On the other hand, alkaline-earth-like atoms offer an additional avenue of collisional physics to explore due to the presence of long-lived (metastable) electronically excited ³P states. Earlier studies of these metastable states in alkaline-earth atoms calcium and strontium [13, 14] and alkaline-earth-like ytterbium [15] revealed both elastic and inelastic collisional behavior. Resonances between ground and metastable ytterbium were recently reported [16] and attributed to anisotropy in the atomic interactions [17]. Our group recently realized a heteronuclear mixture of metastable ytterbium and alkali lithium [18], where broad interspecies Feshbach resonances of several Gauss width are theoretically predicted [19]. Such resonances would be accompanied by peaks in the interspecies inelastic collision rate.

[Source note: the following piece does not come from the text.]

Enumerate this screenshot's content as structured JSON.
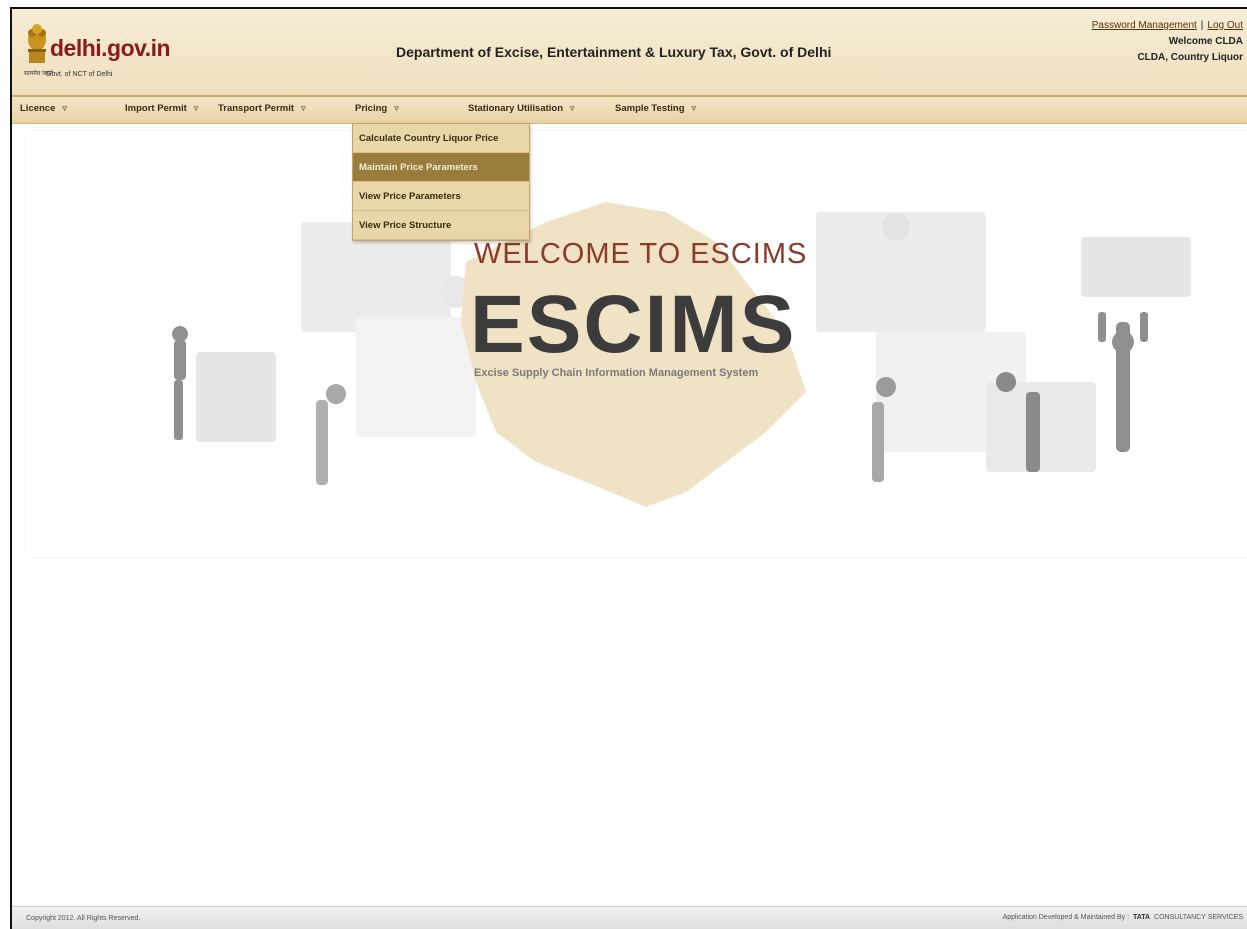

In this paper we report on the collisional properties of ¹⁷⁴Yb in the metastable $^{3}{{{\rm P}}_{2}}({{m}_{J}}=-1)$ state both with itself, and with ground state ⁶Li over a wide range of magnetic fields. We observe nearly one order of magnitude variation in the interspecies inelastic two-body collision rate coefficient. We also perform ab initio calculations for this collisional system which link our experimental observations to the different collision channels (see figure 1) and to the presence of anisotropy-induced interspecies Feshbach resonances.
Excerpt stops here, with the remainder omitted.